Elevadas temperaturas afetam a normal maturação do pêssego
As baixas temperaturas noturnas e a formação de geadas prejudicaram a polinização e atrasaram o desenvolvimento vegetativo dos pomares de pessegueiros. A precipitação de março afetou a floração contribuindo, juntamente com os ventos fortes de abril, para a queda fisiológica dos pequenos frutos, cujo desenvolvimento aparentava um vingamento consolidado. As elevadas temperaturas têm acelerado a maturação dos frutos, sem que estes atinjam o calibre normal, sendo que nem as regas frequentes têm conseguido contrariar esta situação. Prevê-se assim um decréscimo de produtividade de 25%.
Entrada em produção de amendoais intensivos no Alentejo compensa efeitos adversos da seca e geadas tardias
Em Trás-os-Montes, as amendoeiras evidenciam um desenvolvimento vegetativo muito condicionado pela situação de seca e pelas geadas tardias, apesar da floração e parte do vingamento do fruto terem decorrido normalmente. No Alentejo, prevê-se um aumento de produtividade, devido essencialmente aos pomares com três a quatro anos de instalação que entraram em produção, bem como aos pomares instalados há mais tempo que atingiram a produção cruzeiro. Globalmente prevê-se uma produtividade semelhante à alcançada em 2021.
Escaldões e dificuldades no enchimento do bago determinam quebras de 10% na vindima
As vinhas encontram-se entre o estado fenológico “fecho do cacho” (no Minho) e “maturação/cacho maduro” (no Alentejo), tendo-se iniciado já a vindima nalgumas castas precoces. De um modo geral, apresentam bom estado fitossanitário devido à baixa pressão das pragas e doenças criptogâmicas, o que possibilitou a realização de menos tratamentos que o habitual, em algumas das principais regiões produtoras. Apesar do elevado número de cachos, a seca e as altas temperaturas condicionaram o enchimento do bago e, consequentemente, a produtividade. As temperaturas extremas de julho potenciaram ainda o escaldão, com impacto no rendimento, prevendo um decréscimo global de 10% na uva para vinho. Para a uva de mesa, o decréscimo é igualmente de 10%, face à campanha anterior.
Segunda pior campanha cerealífera de sempre, semelhante às produções alcançadas nas secas de 2005 e 2012
A colheita dos cereais de outono/inverno ficou concluída no final de julho, apesar das restrições impostas à utilização de máquinas agrícolas, declaradas durante a situação de alerta e posteriormente de contingência, devido ao elevado risco de incêndio verificado entre 8 e 21 de julho. A campanha cerealífera foi marcada pela situação de seca durante a fase de desenvolvimento vegetativo, com muitas searas a apresentarem povoamentos pouco homogéneos e espigas curtas.
Posteriormente, na fase de enchimento do grão, a escassa humidade dos solos e as elevadas temperaturas contribuíram também para as baixas produtividades, com as ceifas a confirmarem o baixo peso específico do grão.
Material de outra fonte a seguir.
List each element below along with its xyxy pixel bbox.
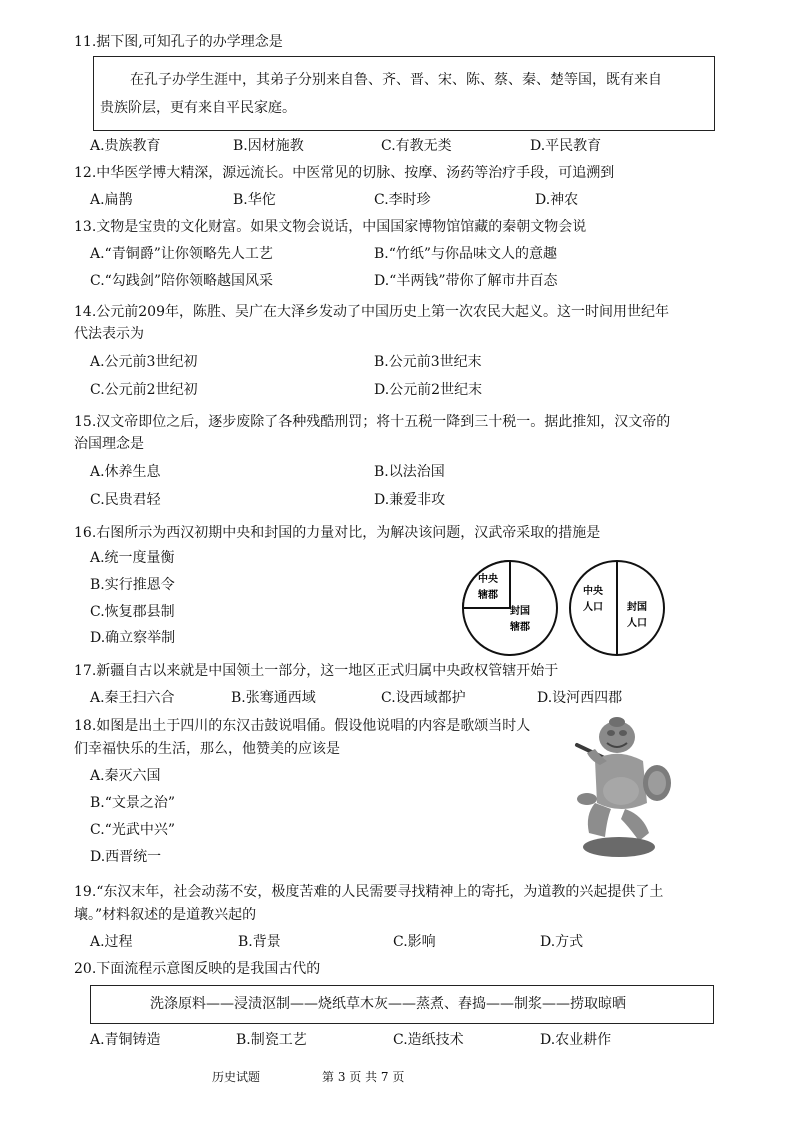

Embora existam searas com produtividades e qualidade aceitáveis, a maior parte das áreas colhidas apresentam quebras de produção na ordem dos 30% no trigo mole, triticale e cevada, 25% na aveia e 15% no trigo duro e centeio.
Globalmente, a atual campanha de cereais de inverno deverá ser a segunda pior desde que existem registos sistemáticos, apenas superior à produção da campanha de 2012. De referir que as piores campanhas cerealíferas coincidiram com as secas mais graves.